As estruturas ligamentosas, que são as mais fortes do corpo, se localizam anteriormente e posteriormente, contribuindo para a estabilidade da articulação. Na articulação e nos ligamentos circundantes existem termina- ções nervosas capsuladas e não-capsuladas, fazendo da articulação sacroilíaca uma possível fonte de dor. Na parte posterior, a articulação recebe ramos das divisões posteriores de L4 a S3 e, na parte anterior, de L2 a S2.
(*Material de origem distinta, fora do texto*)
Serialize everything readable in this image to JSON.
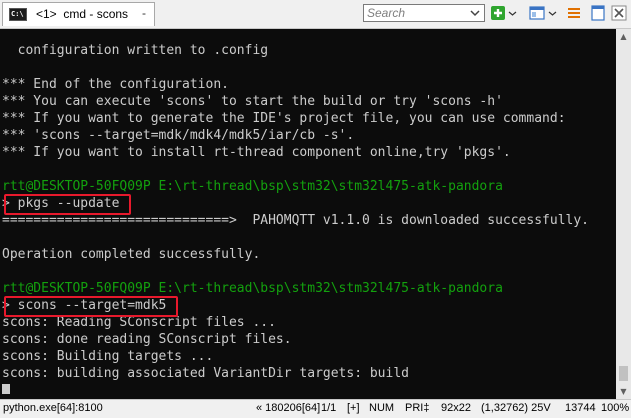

Esta inervação dá como resultado um padrão de referência de dor que é complexo e, de modo geral confuso. A articulação é envolvida por músculos potentes que não têm nenhuma influência direta no movimento da articulação, mas podem interferir na mobilidade da mesma. O debate a respeito da mobilidade da sacro-iliaca remonta à época de Hipócrates. Hoje, é consenso quase geral que existe uma mobilidade, porem de pequena amplitude. Falando em favor da mobilidade, nós temos a natureza sinovial do compartimento inferior aliada às alterações degenerativas que aparecem na articulação. Este movimento é mais significativo nas mulheres durante a gravidez e a menstruação, devido aos efeitos da relaxina na resistência e na rigidez do colágeno. As variações relacionadas com a idade, tais como a ancilose periarticular e as alterações nas superfícies articulares, fazem a mobilidade da articulação diminuir com o tempo. As articulações sacroilíacas podem ser envolvidas em diversas patologias. O diagnóstico pode ser feito pelo quadro clínico da doença em questão, pela presença de dor e pelos resultados das análises de laboratório e de estudos de imagem. As espondilatropatias soronegativas, mais especificamente a espondilite ancilosante, são exemplos típicos de patologias que afetam as articulações sacroilíacas. Neste grupo de doenças, o sacroilíaco pode ser afetado muito antes de ser notada alguma
alteração na espinha. Raramente a espondilite precede a sacroileíte. O raio X pode ser normal na fase inicial destas doenças, ao passo que a tomografia computadorizada aumenta a possibilidade de detectar alterações precoces. É possível obter resultados melhores com a ressonância magnética, que pode ser ainda mais sensível quando feita com contraste. Nesta situação, a cintilografia óssea tem valor duvidoso. As alterações degenerativas que geralmente começam ao redor dos quarenta anos são mais comuns nos homens, mas podem ser assintomáticas, como acontece com outras articula-
ções. Na fase inicial, as diferenças entre as alterações degenerativas e sacroileíte inflamatória são difíceis de distinguir através do raio X. Mais tarde, a formação de osteófitos periarticulares também pode ser confundida com ancilose intra-articular das espondiloartropatias, mas a tomografia computadorizada ajuda a esclarecer estas dúvidas. A artrite reumatóide pode afetar a articulação sacroilíaca na fase avançada da doença. A sacroileíte gotosa é mais comum na gota tofácea grave e pode ser bilateral. A doença causada por deposição de cristais de pirofosfato de cálcio, assim como a sarcoidose, ocronose, hiperparatireodismo, doença de Paget, osteomalacia, acromegalia e outras patologias podem afetar as articulações sacroilíacas.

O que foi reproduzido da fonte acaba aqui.